State v. Doggett

41 N.C. App. 304 | N.C. Ct. App. | 1979

ARNOLD, Judge.

G.S. 20-139.1(b) sets out the two requirements for making breathalyzer test results admissible in evidence: the test shall have been performed (1) according to methods approved by the Commission for Health Services (2) by a person possessing a valid permit issued by the Department of Human Resources. Defendant does not contest the methods used for administering the test, but he does argue that no showing has been made that the administering officer possessed a valid permit at the time he gave the test.

Trooper Jack Richardson of the Highway Patrol administered the breathalyzer test to defendant. Richardson testified that he holds certificate number 2109 from the Department of Human Resources stating that he is qualified as a breathalyzer operator. Defendant argues that though Richardson may indeed have held such a permit on 27 September, the day of trial, there is no evidence that he held such a permit on the prior 27 March, the day of the offense.

Our holding, based upon the Supreme Court decision in State v.

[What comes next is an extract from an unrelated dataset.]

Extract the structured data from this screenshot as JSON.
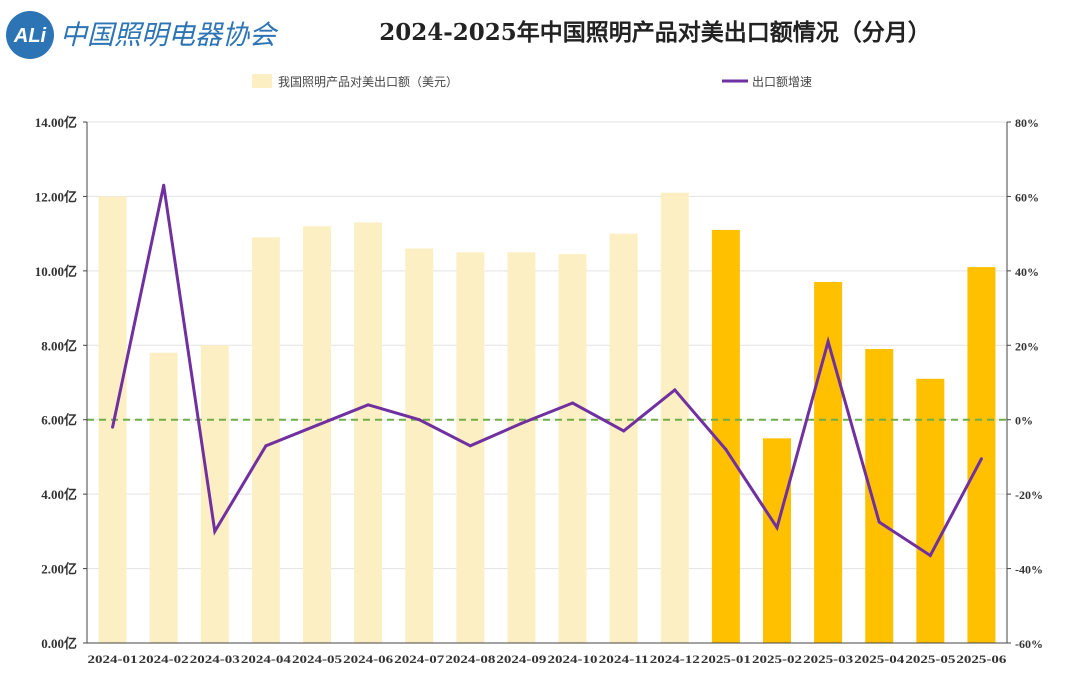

Eubanks, 283 N.C. 556, 196 S.E. 2d 706, reh. denied 285 N.C. 597 (1973), is that the State presented sufficient evidence to satisfy G.S. 20-139.1(b). In Eubanks, the administering officer “testified that he attended the breathalyzer operator’s school” and that “he received a certificate issued by the North Carolina State Board of Health.” Id. at 563, 196 S.E. 2d at 710. (Prior to the 1975 amendment of the statute, the Commission for Health Services was the appropriate agency to issue permits.) The court found this testimony to be sufficient to establish the admissibility of the test results. No mention was made of the fact that the testimony did not establish when the permit had been issued.

We believe that in the case sub judice Richardson’s testimony provides the basis for a reasonable inference that he possessed the valid permit at the time he administered the test. Nothing appears to the contrary; in fact, Richardson testified in *306detail about the simulator test he ran before testing defendant, saying that when he got a reading he knew, “according to my training,” that it was within the permissible limits.

We find that defendant received a fair trial, free from prejudicial error.

No error.

Judges MARTIN (Robert M.) and ERWIN concur.